坂本 勇太 (公益社団法人函館市医師会 函館市医師会病院リハビリテーション課)

【はじめに】作業療法(以下, OT)に拒否的なクライエント(以下,CL)に対し, マズローの欲求段階を踏まえてCL中心の可能化のカナダモデル(以下,CMCE)を用いた介入を行ったことで, 肯定的な心情の変容により「炊事」の可能化に至ったため報告する.
【倫理的配慮】本事例に対し, 本人に事例報告の趣旨を説明し, 書面にて同意を得た.
【事例紹介】 A氏, 80歳代女性. 夫と二人暮らしであり, 炊事などを行う主婦の役割を担っていた. X年Y月Z日に自宅のトイレ内で転倒し, 全身痛などの症状が改善せずZ+4日にA病院へ救急搬送となった. A病院にて誤嚥性肺炎と診断され, リハビリ開始となるが離床に拒否的であった. リハビリ継続のためZ+74日に当院へ転院し, 脱水症後に廃用症候群と診断され, 理学療法, 言語聴覚療法を開始した. 後にOTが処方され, 第8病日に介入開始となる.
【作業療法評価】FIMは54/126点(運動:23点, 認知:31点)であり, 病棟ではラジオを聴きながら臥床していた. COPMを用いて作業ニードを確認すると, ①炊事をする(重要度10/満足度5/遂行度5), ②自宅で歩けるようになる(10/1/1)ことが挙げられたが, 「炊事できない」とOTを拒否していた. マズローの欲求段階による評価を行うと, 入院という環境の変化により主婦の役割が剥奪され, 炊事ができない現実への直面によって病床に留まり, OTを拒否するといった安全欲求が不足していることが考えられた.

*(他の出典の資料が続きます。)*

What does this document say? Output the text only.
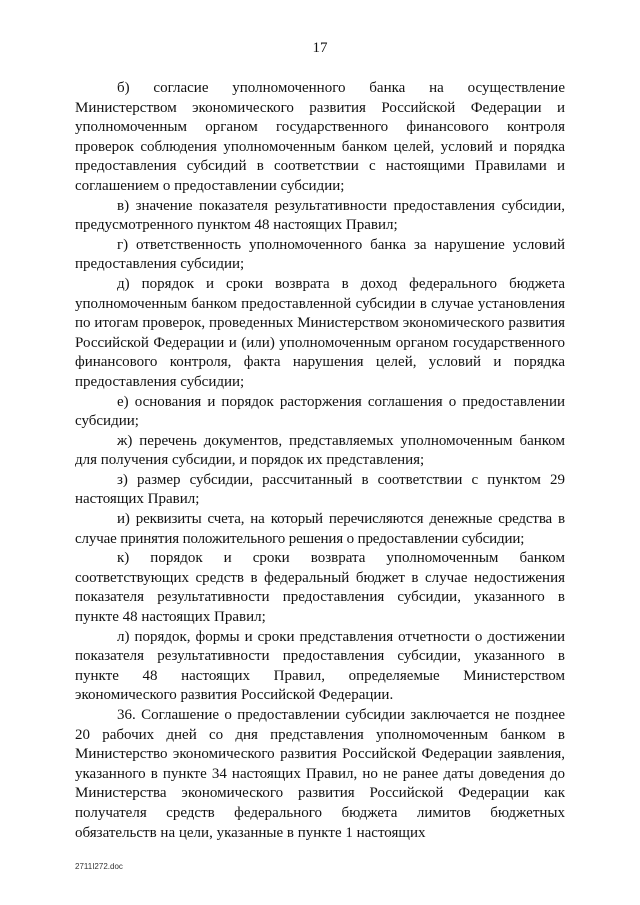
17

б) согласие уполномоченного банка на осуществление Министерством экономического развития Российской Федерации и уполномоченным органом государственного финансового контроля проверок соблюдения уполномоченным банком целей, условий и порядка предоставления субсидий в соответствии с настоящими Правилами и соглашением о предоставлении субсидии;

в) значение показателя результативности предоставления субсидии, предусмотренного пунктом 48 настоящих Правил;

г) ответственность уполномоченного банка за нарушение условий предоставления субсидии;

д) порядок и сроки возврата в доход федерального бюджета уполномоченным банком предоставленной субсидии в случае установления по итогам проверок, проведенных Министерством экономического развития Российской Федерации и (или) уполномоченным органом государственного финансового контроля, факта нарушения целей, условий и порядка предоставления субсидии;

е) основания и порядок расторжения соглашения о предоставлении субсидии;

ж) перечень документов, представляемых уполномоченным банком для получения субсидии, и порядок их представления;

з) размер субсидии, рассчитанный в соответствии с пунктом 29 настоящих Правил;

и) реквизиты счета, на который перечисляются денежные средства в случае принятия положительного решения о предоставлении субсидии;

к) порядок и сроки возврата уполномоченным банком соответствующих средств в федеральный бюджет в случае недостижения показателя результативности предоставления субсидии, указанного в пункте 48 настоящих Правил;

л) порядок, формы и сроки представления отчетности о достижении показателя результативности предоставления субсидии, указанного в пункте 48 настоящих Правил, определяемые Министерством экономического развития Российской Федерации.

36. Соглашение о предоставлении субсидии заключается не позднее 20 рабочих дней со дня представления уполномоченным банком в Министерство экономического развития Российской Федерации заявления, указанного в пункте 34 настоящих Правил, но не ранее даты доведения до Министерства экономического развития Российской Федерации как получателя средств федерального бюджета лимитов бюджетных обязательств на цели, указанные в пункте 1 настоящих

2711I272.doc
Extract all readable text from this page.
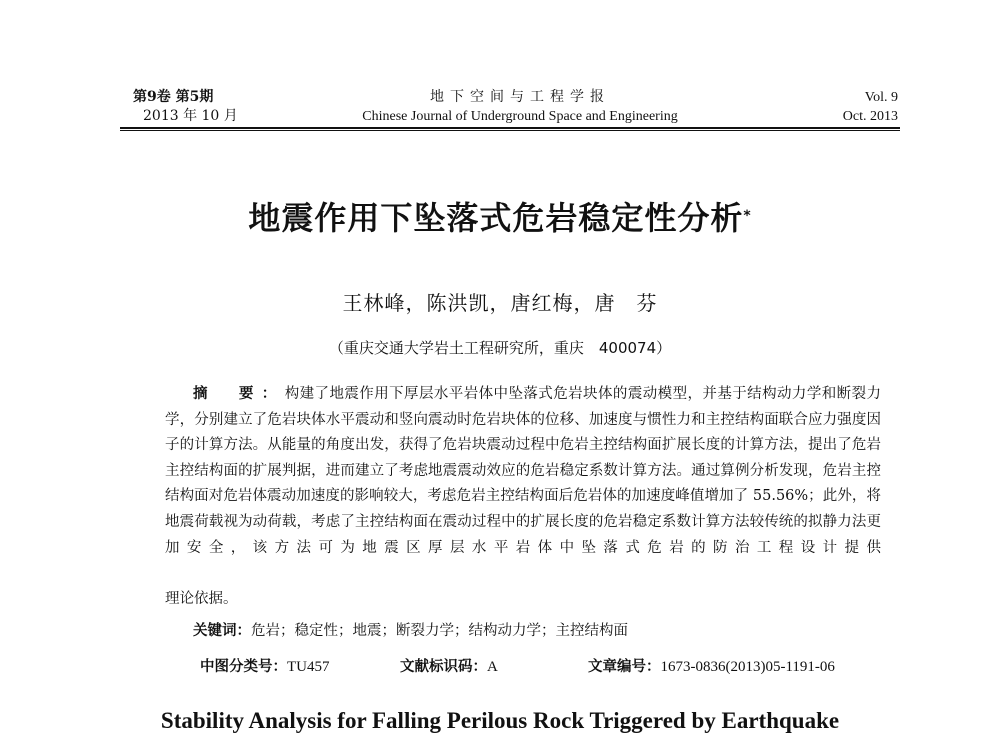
第9卷 第5期
2013 年 10 月
地下空间与工程学报
Chinese Journal of Underground Space and Engineering
Vol. 9
Oct. 2013
地震作用下坠落式危岩稳定性分析*
王林峰，陈洪凯，唐红梅，唐　芬
（重庆交通大学岩土工程研究所，重庆　400074）
摘　要：构建了地震作用下厚层水平岩体中坠落式危岩块体的震动模型，并基于结构动力学和断裂力学，分别建立了危岩块体水平震动和竖向震动时危岩块体的位移、加速度与惯性力和主控结构面联合应力强度因子的计算方法。从能量的角度出发，获得了危岩块震动过程中危岩主控结构面扩展长度的计算方法，提出了危岩主控结构面的扩展判据，进而建立了考虑地震震动效应的危岩稳定系数计算方法。通过算例分析发现，危岩主控结构面对危岩体震动加速度的影响较大，考虑危岩主控结构面后危岩体的加速度峰值增加了 55.56%；此外，将地震荷载视为动荷载，考虑了主控结构面在震动过程中的扩展长度的危岩稳定系数计算方法较传统的拟静力法更加安全，该方法可为地震区厚层水平岩体中坠落式危岩的防治工程设计提供
理论依据。
关键词：危岩；稳定性；地震；断裂力学；结构动力学；主控结构面
中图分类号：TU457	文献标识码：A	文章编号：1673-0836(2013)05-1191-06
Stability Analysis for Falling Perilous Rock Triggered by Earthquake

【介入の基本方針】マズローの欲求段階を踏まえてOTへの参加を促し,CMCEを用いて目標を共有,協働することで作業の可能化を図っていく.
【経過および結果】安全欲求を満たすため, A氏の好きな音楽を聴きに行くことを提案し, 実施すると,徐々に明るい表情が表出された. 介入2週目では料理の会話から「無水カレー」に興味を示した. 興味のある料理により動機を生成し, 介入の継続因子を入力するため, COPMを踏まえOT目標を「無水カレー作り」に設定し, 作業の可能化のために10の技能を全て用いた介入を開始した. 介入時には不安を軽減するため, 上手くできた動作に対し称賛による正のフィードバックを行う<コーチ>の技能や, 料理に入れたい食材, 調理実習の時間などをA氏と話し合って計画を企てる<協働>の技能を重視して関わった. 介入6週目では調理を実施し, 他職種が見守る中, 得意気に調理し無水カレーを完成することができた. 再評価時は, FIMは72/126点(運動:39点 認知:33点)と向上し, COPMは①に変化はないが「今は炊事できてると思う」と発言がみられた. ②は遂行度5, 満足度5と改善し「前よりは良い」と発言がみられた. 介入7週目で自宅退院となり「一生の思い出になった」と笑顔で話した. 退院後にA氏の近況を電話で聞くと,「なんとか炊事しています」と炊事の可能化が推察された.
【考察】衣笠らはCMCEを意識して関わることで, よりOTの専門性を活かした介入に繋がると述べており, CL中心のOTに有用なモデルであるが, 身体的不自由や心理面の不安定さの関与により,CLがOTに拒否的な態度を示すこともある. 尾崎らはOTに拒否的なCLを前向きにさせる方法として「CLを支える人間関係作りをする」「傾聴の姿勢でCLの想いや意志を尊重する」「馴染みのある失敗しない作業を導入する」「楽しく安心できるようにサポートをする」の4つの介入が上位4位までを構成している共通のアプローチであることを示唆し, 欲求の充足やCMCEを用いた介入がこれらのアプローチを内包していたため, A氏のOTへの参加を促進できたと考える. そのため, OTを拒否するCLの作業を可能化するためには, CLの欲求段階を踏まえた上で, CMCEを用いた介入が有用であることが示唆された.